There is much more to consider than what I have mentioned above. For example, beach front V-zone style homes have typically been built in the past as elevated three story buildings with parking underneath. These properties have been the unintended beneficiary of the zoning code changes made 5 years ago. Now beach front V-zone homes can be built two feet higher with three full floors at the 35% lot coverage or at a 105% FAR. Also, there are other areas with undersized lots such as in Townsend Inlet where currently larger single family homes with added bedrooms can be built without the need to accommodate additional off-street parking.

One criticism sometimes mentioned is the lack of uniformity of homes and neighborhoods in Sea Isle City. Perhaps changing zoning codes every 5 years or so can create uniformity problems. I also think there are areas in Sea Isle City that differ from other areas and therefore should be treated differently.

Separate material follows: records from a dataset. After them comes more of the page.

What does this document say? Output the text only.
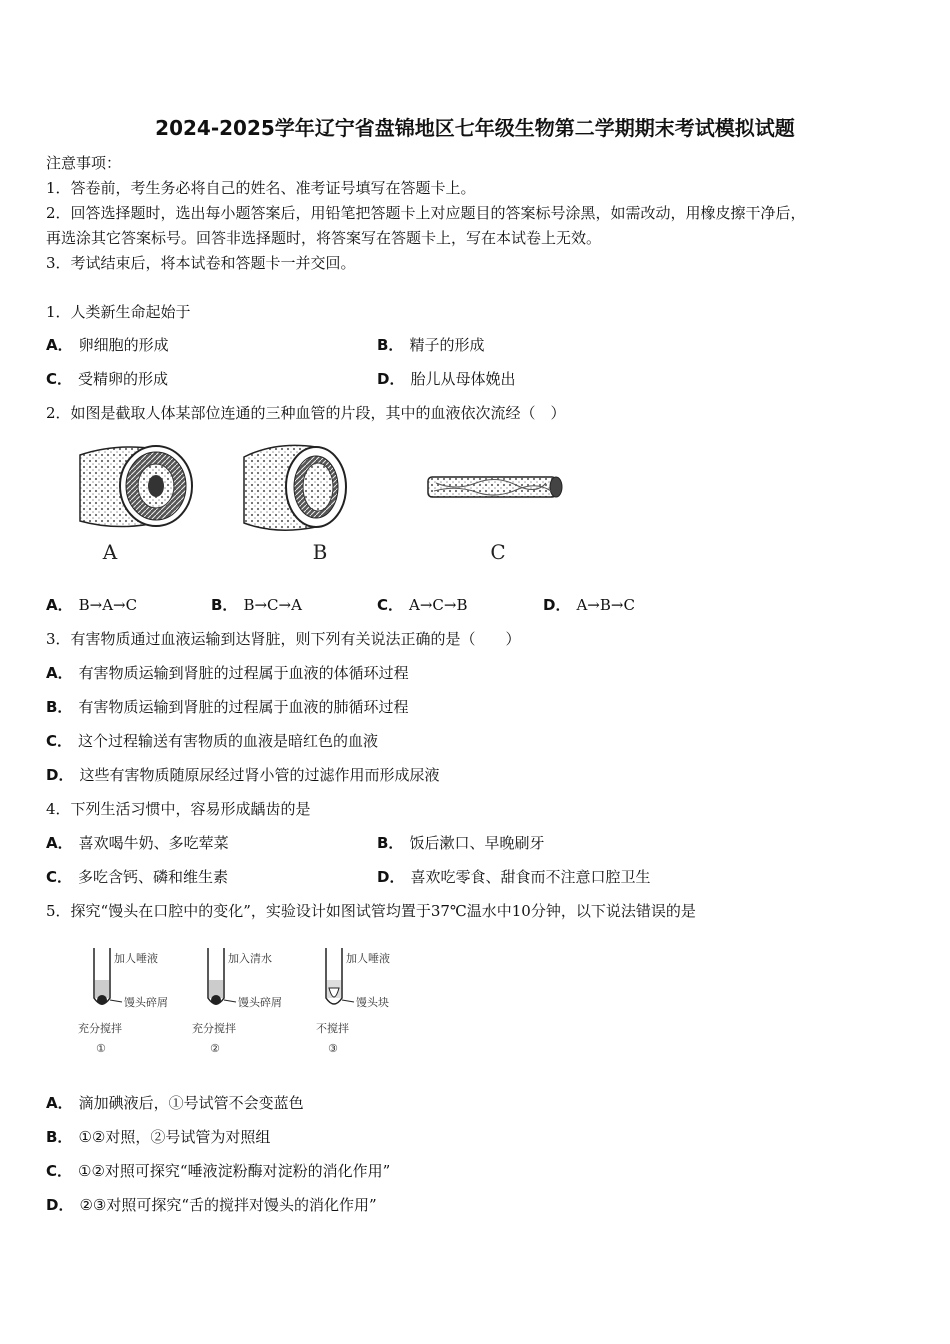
2024-2025学年辽宁省盘锦地区七年级生物第二学期期末考试模拟试题
注意事项：
1．答卷前，考生务必将自己的姓名、准考证号填写在答题卡上。
2．回答选择题时，选出每小题答案后，用铅笔把答题卡上对应题目的答案标号涂黑，如需改动，用橡皮擦干净后，
再选涂其它答案标号。回答非选择题时，将答案写在答题卡上，写在本试卷上无效。
3．考试结束后，将本试卷和答题卡一并交回。
1．人类新生命起始于
A． 卵细胞的形成	B． 精子的形成
C． 受精卵的形成	D． 胎儿从母体娩出
2．如图是截取人体某部位连通的三种血管的片段，其中的血液依次流经（　）
A	B	C
A． B→A→C	B． B→C→A	C． A→C→B	D． A→B→C
3．有害物质通过血液运输到达肾脏，则下列有关说法正确的是（　　）
A． 有害物质运输到肾脏的过程属于血液的体循环过程
B． 有害物质运输到肾脏的过程属于血液的肺循环过程
C． 这个过程输送有害物质的血液是暗红色的血液
D． 这些有害物质随原尿经过肾小管的过滤作用而形成尿液
4．下列生活习惯中，容易形成龋齿的是
A． 喜欢喝牛奶、多吃荤菜	B． 饭后漱口、早晚刷牙
C． 多吃含钙、磷和维生素	D． 喜欢吃零食、甜食而不注意口腔卫生
5．探究“馒头在口腔中的变化”，实验设计如图试管均置于37℃温水中10分钟，以下说法错误的是
加人唾液
馒头碎屑
充分搅拌
①
加入清水
馒头碎屑
充分搅拌
②
加人唾液
馒头块
不搅拌
③
A． 滴加碘液后，①号试管不会变蓝色
B． ①②对照，②号试管为对照组
C． ①②对照可探究“唾液淀粉酶对淀粉的消化作用”
D． ②③对照可探究“舌的搅拌对馒头的消化作用”
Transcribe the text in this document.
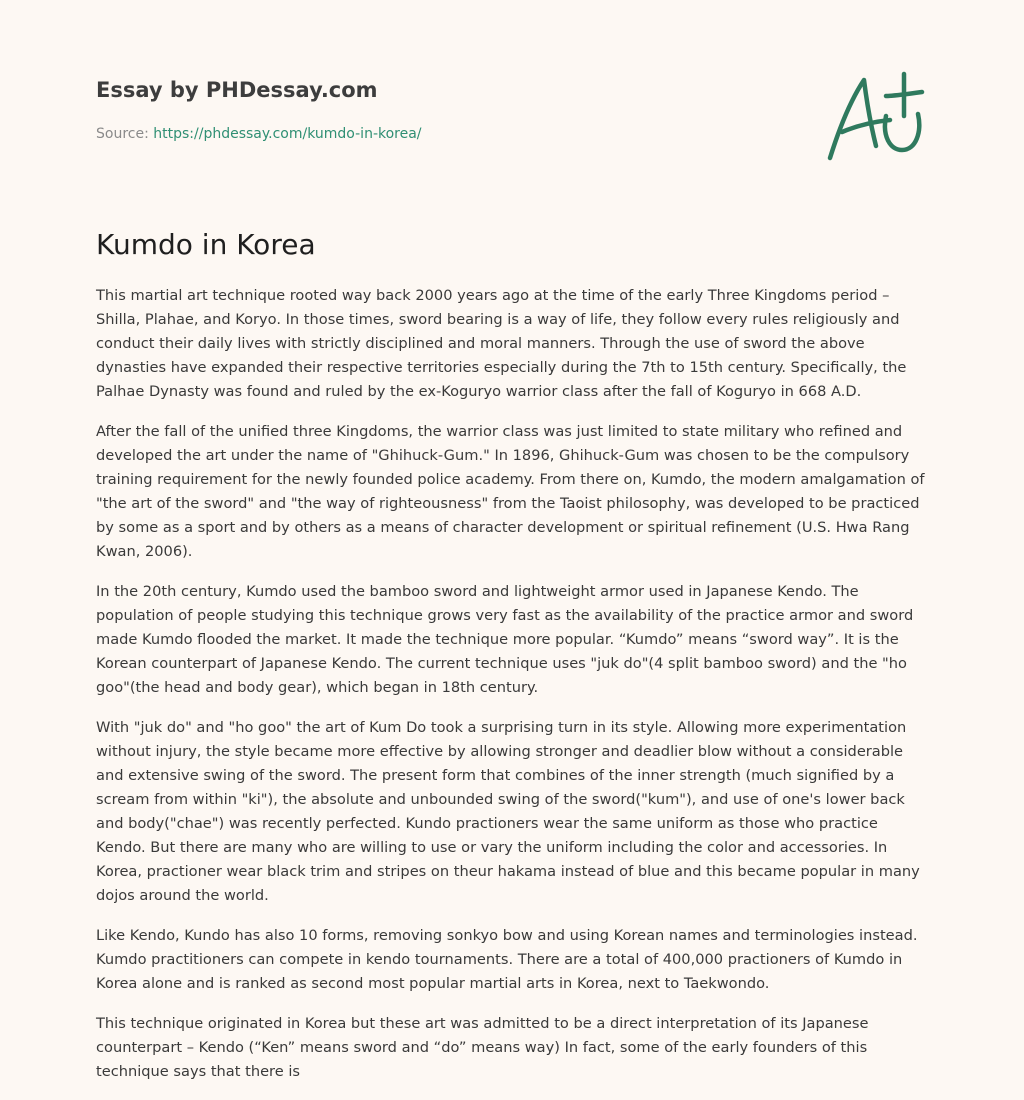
Essay by PHDessay.com
Source: https://phdessay.com/kumdo-in-korea/
Kumdo in Korea

This martial art technique rooted way back 2000 years ago at the time of the early Three Kingdoms period – Shilla, Plahae, and Koryo. In those times, sword bearing is a way of life, they follow every rules religiously and conduct their daily lives with strictly disciplined and moral manners. Through the use of sword the above dynasties have expanded their respective territories especially during the 7th to 15th century. Specifically, the Palhae Dynasty was found and ruled by the ex-Koguryo warrior class after the fall of Koguryo in 668 A.D.

After the fall of the unified three Kingdoms, the warrior class was just limited to state military who refined and developed the art under the name of "Ghihuck-Gum." In 1896, Ghihuck-Gum was chosen to be the compulsory training requirement for the newly founded police academy. From there on, Kumdo, the modern amalgamation of "the art of the sword" and "the way of righteousness" from the Taoist philosophy, was developed to be practiced by some as a sport and by others as a means of character development or spiritual refinement (U.S. Hwa Rang Kwan, 2006).

In the 20th century, Kumdo used the bamboo sword and lightweight armor used in Japanese Kendo. The population of people studying this technique grows very fast as the availability of the practice armor and sword made Kumdo flooded the market. It made the technique more popular. “Kumdo” means “sword way”. It is the Korean counterpart of Japanese Kendo. The current technique uses "juk do"(4 split bamboo sword) and the "ho goo"(the head and body gear), which began in 18th century.

With "juk do" and "ho goo" the art of Kum Do took a surprising turn in its style. Allowing more experimentation without injury, the style became more effective by allowing stronger and deadlier blow without a considerable and extensive swing of the sword. The present form that combines of the inner strength (much signified by a scream from within "ki"), the absolute and unbounded swing of the sword("kum"), and use of one's lower back and body("chae") was recently perfected. Kundo practioners wear the same uniform as those who practice Kendo. But there are many who are willing to use or vary the uniform including the color and accessories. In Korea, practioner wear black trim and stripes on theur hakama instead of blue and this became popular in many dojos around the world.

Like Kendo, Kundo has also 10 forms, removing sonkyo bow and using Korean names and terminologies instead. Kumdo practitioners can compete in kendo tournaments. There are a total of 400,000 practioners of Kumdo in Korea alone and is ranked as second most popular martial arts in Korea, next to Taekwondo.

This technique originated in Korea but these art was admitted to be a direct interpretation of its Japanese counterpart – Kendo (“Ken” means sword and “do” means way) In fact, some of the early founders of this technique says that there is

I do not think there is a one zoning code fits all.

I believe the recent “Monster House” concern is an opportunity to address some major challenges in making Sea Isle City an even more enjoyable vacation destination. It is my suggestion to consider an immediate ban of 4 story buildings from being built in low lying A-zones. This would provide an immediate action to address some of the concerns and may allow for additional time to effectively address all concerns. Perhaps a task force of city officials, realtors, builders/developers and concerned property & business owners can be assembled to work together in unison to devise a plan that suits the best interest of the Sea Isle City community as a whole.

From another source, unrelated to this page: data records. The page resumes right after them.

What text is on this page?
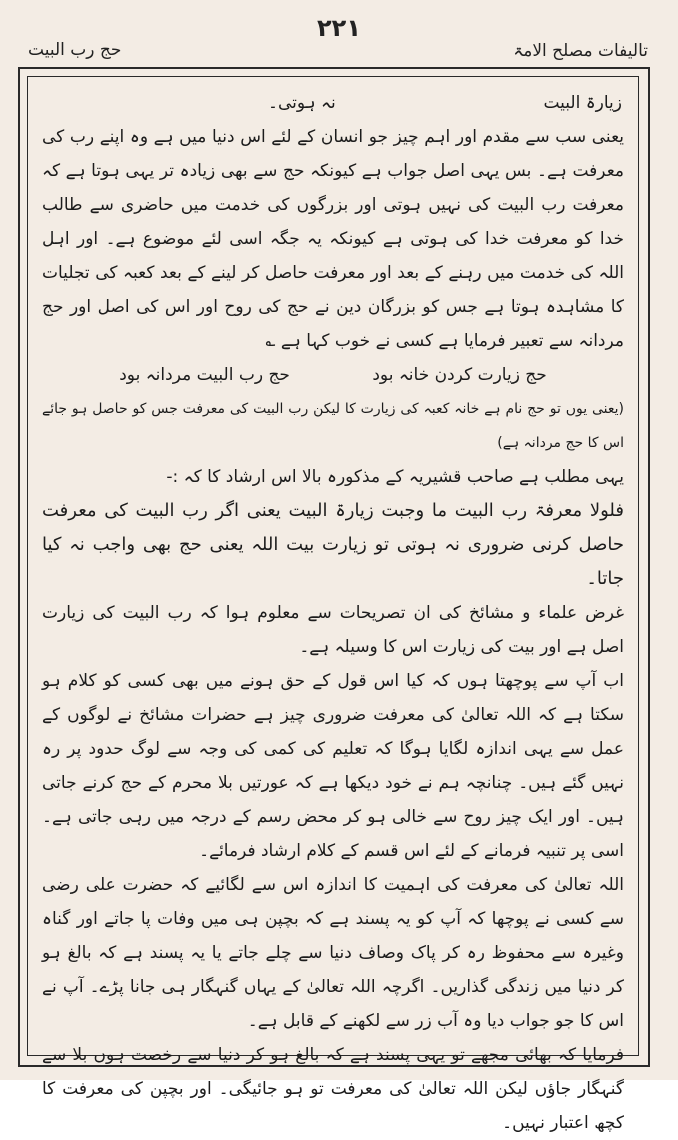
۲۲۱
حج رب البیت	تالیفات مصلح الامۃ
زیارۃ البیت
نہ ہوتی۔

یعنی سب سے مقدم اور اہم چیز جو انسان کے لئے اس دنیا میں ہے وہ اپنے رب کی معرفت ہے۔ بس یہی اصل جواب ہے کیونکہ حج سے بھی زیادہ تر یہی ہوتا ہے کہ معرفت رب البیت کی نہیں ہوتی اور بزرگوں کی خدمت میں حاضری سے طالب خدا کو معرفت خدا کی ہوتی ہے کیونکہ یہ جگہ اسی لئے موضوع ہے۔ اور اہل اللہ کی خدمت میں رہنے کے بعد اور معرفت حاصل کر لینے کے بعد کعبہ کی تجلیات کا مشاہدہ ہوتا ہے جس کو بزرگان دین نے حج کی روح اور اس کی اصل اور حج مردانہ سے تعبیر فرمایا ہے کسی نے خوب کہا ہے ؎

حج زیارت کردن خانہ بود
حج رب البیت مردانہ بود

(یعنی یوں تو حج نام ہے خانہ کعبہ کی زیارت کا لیکن رب البیت کی معرفت جس کو حاصل ہو جائے اس کا حج مردانہ ہے)

یہی مطلب ہے صاحب قشیریہ کے مذکورہ بالا اس ارشاد کا کہ :-

فلولا معرفۃ رب البیت ما وجبت زیارۃ البیت یعنی اگر رب البیت کی معرفت حاصل کرنی ضروری نہ ہوتی تو زیارت بیت اللہ یعنی حج بھی واجب نہ کیا جاتا۔

غرض علماء و مشائخ کی ان تصریحات سے معلوم ہوا کہ رب البیت کی زیارت اصل ہے اور بیت کی زیارت اس کا وسیلہ ہے۔

اب آپ سے پوچھتا ہوں کہ کیا اس قول کے حق ہونے میں بھی کسی کو کلام ہو سکتا ہے کہ اللہ تعالیٰ کی معرفت ضروری چیز ہے حضرات مشائخ نے لوگوں کے عمل سے یہی اندازہ لگایا ہوگا کہ تعلیم کی کمی کی وجہ سے لوگ حدود پر رہ نہیں گئے ہیں۔ چنانچہ ہم نے خود دیکھا ہے کہ عورتیں بلا محرم کے حج کرنے جاتی ہیں۔ اور ایک چیز روح سے خالی ہو کر محض رسم کے درجہ میں رہی جاتی ہے۔ اسی پر تنبیہ فرمانے کے لئے اس قسم کے کلام ارشاد فرمائے۔

اللہ تعالیٰ کی معرفت کی اہمیت کا اندازہ اس سے لگائیے کہ حضرت علی رضی سے کسی نے پوچھا کہ آپ کو یہ پسند ہے کہ بچپن ہی میں وفات پا جاتے اور گناہ وغیرہ سے محفوظ رہ کر پاک وصاف دنیا سے چلے جاتے یا یہ پسند ہے کہ بالغ ہو کر دنیا میں زندگی گذاریں۔ اگرچہ اللہ تعالیٰ کے یہاں گنہگار ہی جانا پڑے۔ آپ نے اس کا جو جواب دیا وہ آب زر سے لکھنے کے قابل ہے۔

فرمایا کہ بھائی مجھے تو یہی پسند ہے کہ بالغ ہو کر دنیا سے رخصت ہوں بلا سے گنہگار جاؤں لیکن اللہ تعالیٰ کی معرفت تو ہو جائیگی۔ اور بچپن کی معرفت کا کچھ اعتبار نہیں۔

I thank you for your time and consideration.

Rich Mashura

Mashura Builders”




Sea Isle City to limit Floor Area Ratio and how it will affect real estate values

The following was in the Sea Isle City Newsletter dated December 23, 2015:

“During our December 22, 2015 Regular Council Meeting the Council had a lengthy discussion regarding the Master Plan Re-Examination which is currently being undertaken by the Planning Board.  The Council unanimously agreed to direct the Solicitor to draft an Ordinance for Introduction at the January 5, 2016 meeting reinstating Floor Area Ratio (F.A.R.).”

How will the Ordinance affect the values of real estate in Sea Isle City?  I can say with relative certainty that the homes built between 2009, when the Floor Area Ratio (FAR) was eliminated, and now (or soon when the new Ordinance is passed and enforced some time this year), will hold the best value.    Why?  Because they have the most living space of all the homes ever built.    I can speak specifically for homes built by Mashura Builders as holding the best value for more reasons than just size, but I’ll limit this blog to the talking points. They design living space in a very useful way without insulting architectural integrity.   Another words, their homes are not overly big and objectionable and the elimination of FAR was never taken advantage of by them to maximize profit from sales.    But, I am afraid to say, those who did take advantage of the elimination of FAR are the same people who caused the public outcry for a change back to reinstatement of same.

All of you who own one of the homes that was built during the time period when FAR was eliminated will realize the highest value for your property.    As the building codes of Sea Isle City again change, we will have yet another style of home to pepper our streets and cause further inconsistency in the town’s landscape.  The fact of the matter is that most of the real estate has already been redeveloped.  There are not that many tear downs left on full size lots to redevelop into condo/townhouses which is at the heart of the matter.    I am not sure it will really make that much difference overall but it will make a relatively small number of people happy that made a lot of noise during a recent City Planning Board meeting.FullSizeRender3To end on a positive note, Sea Isle City real estate will always be in demand no matter what is built here.  People just love this town and that’s a fact.